(Guennadi Ulibin)
Salada geral em 1978
Sou poeta!
Poeta? Poeta!? Estranha palavra, esta.
Poeta... Lembra-me
Olavo Brás Martins dos Guimarães Bilac.
Parnasiano até no nome - alexandrino.
Mar não sou ourives,
como posso ser poeta?
Busco apenas as palavras e brinco com elas.
Palavras em “estado de dicionário”
como já disse o Drummond.
E vou construindo versos mancos
- como a própria vida.
(É inútil não querer filosofar
através de uma comparação ou de uma metáfora
metida a besta).
Mas vou brincando com as palavras
- inúteis?
Sei lá! Talvez o sejam (mas não quero pensar nisso).
Abro a janela (bonita palavra - janela! Já
pensaram se não houvesse janelas no mundo?
Um pobre poeta não poderia olhar para fora!)
Olho os meus companheiros e estão taciturnos.
Drummond também já disse isso.
Só não disse por que estão taciturnos:
as esperanças que eles nutrem são também inúteis.
Voltemos à janela: abro-a ou já estava aberta?
Não importa!
Olho o mundo, ou melhor, o Brasil!
Vejo a ilha de paz e tranquilidade.
Vejo a felicidade (para não dizerem que não rimei)
de uns poucos burgueses - burgueses: palavra fora de moda
(desde que Oswald escreveu sua ODE AO BURGUÊS).
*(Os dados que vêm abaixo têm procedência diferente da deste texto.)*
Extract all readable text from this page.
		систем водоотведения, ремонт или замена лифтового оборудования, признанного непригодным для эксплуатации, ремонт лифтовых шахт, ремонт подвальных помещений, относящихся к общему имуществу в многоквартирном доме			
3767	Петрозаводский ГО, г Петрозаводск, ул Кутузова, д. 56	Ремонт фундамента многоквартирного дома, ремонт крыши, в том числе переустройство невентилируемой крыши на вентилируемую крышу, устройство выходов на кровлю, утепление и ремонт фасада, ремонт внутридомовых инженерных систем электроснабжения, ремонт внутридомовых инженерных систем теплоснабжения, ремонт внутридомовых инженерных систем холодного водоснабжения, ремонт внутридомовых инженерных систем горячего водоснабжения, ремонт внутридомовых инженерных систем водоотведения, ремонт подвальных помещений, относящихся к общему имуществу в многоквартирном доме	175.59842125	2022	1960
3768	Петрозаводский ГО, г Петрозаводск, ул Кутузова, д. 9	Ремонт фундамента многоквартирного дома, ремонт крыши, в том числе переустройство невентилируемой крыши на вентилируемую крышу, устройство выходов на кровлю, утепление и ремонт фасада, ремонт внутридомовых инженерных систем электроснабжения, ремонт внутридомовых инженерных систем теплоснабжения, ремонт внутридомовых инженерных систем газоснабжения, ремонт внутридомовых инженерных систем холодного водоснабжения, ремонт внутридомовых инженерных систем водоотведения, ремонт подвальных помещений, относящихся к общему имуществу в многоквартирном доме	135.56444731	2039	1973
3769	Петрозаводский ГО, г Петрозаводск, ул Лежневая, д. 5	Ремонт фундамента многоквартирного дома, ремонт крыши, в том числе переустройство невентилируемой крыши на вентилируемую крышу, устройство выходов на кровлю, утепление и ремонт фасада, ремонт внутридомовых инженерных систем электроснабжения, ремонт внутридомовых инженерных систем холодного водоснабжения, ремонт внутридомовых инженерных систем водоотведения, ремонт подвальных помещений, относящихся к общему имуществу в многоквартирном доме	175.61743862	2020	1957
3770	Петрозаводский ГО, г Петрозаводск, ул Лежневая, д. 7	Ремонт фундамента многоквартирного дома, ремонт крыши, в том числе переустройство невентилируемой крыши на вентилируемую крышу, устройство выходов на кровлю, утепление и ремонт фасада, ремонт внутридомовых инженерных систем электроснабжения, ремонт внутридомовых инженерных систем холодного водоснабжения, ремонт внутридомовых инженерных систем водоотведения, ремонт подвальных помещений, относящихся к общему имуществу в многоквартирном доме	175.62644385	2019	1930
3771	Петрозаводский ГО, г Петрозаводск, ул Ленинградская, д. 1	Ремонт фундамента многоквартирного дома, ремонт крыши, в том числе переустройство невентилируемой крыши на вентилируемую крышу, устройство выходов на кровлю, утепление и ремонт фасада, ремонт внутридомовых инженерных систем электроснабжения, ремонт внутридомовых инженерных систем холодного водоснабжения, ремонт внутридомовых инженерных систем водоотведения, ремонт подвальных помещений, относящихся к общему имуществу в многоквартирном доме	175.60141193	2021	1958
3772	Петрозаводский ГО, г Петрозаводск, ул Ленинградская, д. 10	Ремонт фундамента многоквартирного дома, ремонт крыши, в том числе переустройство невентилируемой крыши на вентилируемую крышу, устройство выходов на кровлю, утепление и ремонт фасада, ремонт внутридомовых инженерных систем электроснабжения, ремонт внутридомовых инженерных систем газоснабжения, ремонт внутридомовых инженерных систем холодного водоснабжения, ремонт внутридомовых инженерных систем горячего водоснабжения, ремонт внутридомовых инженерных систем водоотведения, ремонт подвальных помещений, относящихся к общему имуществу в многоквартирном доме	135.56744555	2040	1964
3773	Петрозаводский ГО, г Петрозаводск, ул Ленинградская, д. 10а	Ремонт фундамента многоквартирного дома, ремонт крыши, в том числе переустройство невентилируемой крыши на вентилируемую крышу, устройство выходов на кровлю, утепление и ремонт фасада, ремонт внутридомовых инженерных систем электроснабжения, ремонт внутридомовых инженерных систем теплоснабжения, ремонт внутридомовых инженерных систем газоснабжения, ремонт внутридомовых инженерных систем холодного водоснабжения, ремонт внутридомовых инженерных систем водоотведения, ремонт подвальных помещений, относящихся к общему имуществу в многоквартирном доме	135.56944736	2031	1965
Melhor dizendo: uns poucos executivos e tecnocratas
- FELIZES - sob a batuta do presidente.
Melhor fechar a janela
para não ver a miséria de salário-mínimo
as favelas do BNH
os trombadinhas
os motoristas de táxi
os professores
os médicos
o jovem estudante cheio de ideais
o contista mineiro
e a orquestra sinfônica...
Se sou poeta, como fazer poesia
na desesperança?
Para que brincar com as palavras?
Ver o tempo presente?
Ou ser um fingidor?
Contestar? Protestar?
Gritar? Berrar?
Escrever versos que ninguém lerá?
Pichar as paredes e os muros?
Virar monge tibetano? Tomar LSD
e vender a alma numa feira hippie?Talvez ao Poeta baste
o sorriso de uma criança
-desdentada - desnutrida - maltrapilha -
para ver o futuro da Grande Nação.
Com suas usinas atômicas
e as águas de Itaipu.
Com reus rios e matas.
Rios - São Francisco, Pirassununga, Verde, Grande -
IPANEMA.
Matas - da Cantareira, do Cipó, Atlântica -
cartões postais dos saudosistas.
Riquezas do meu Brasil
transformadas em dólares e ienes.
O ar puro vendido ao peso de ouro
da especulação imobiliária.
Fechemos, rápido, fechemos
todas as janelas!
Vedemos todas as frestas!
Cerremos todas as cortinas!
Alguém já disse que a Poesia morreu: NÃO ASSISTAMOS AOS SEUS FUNERAIS!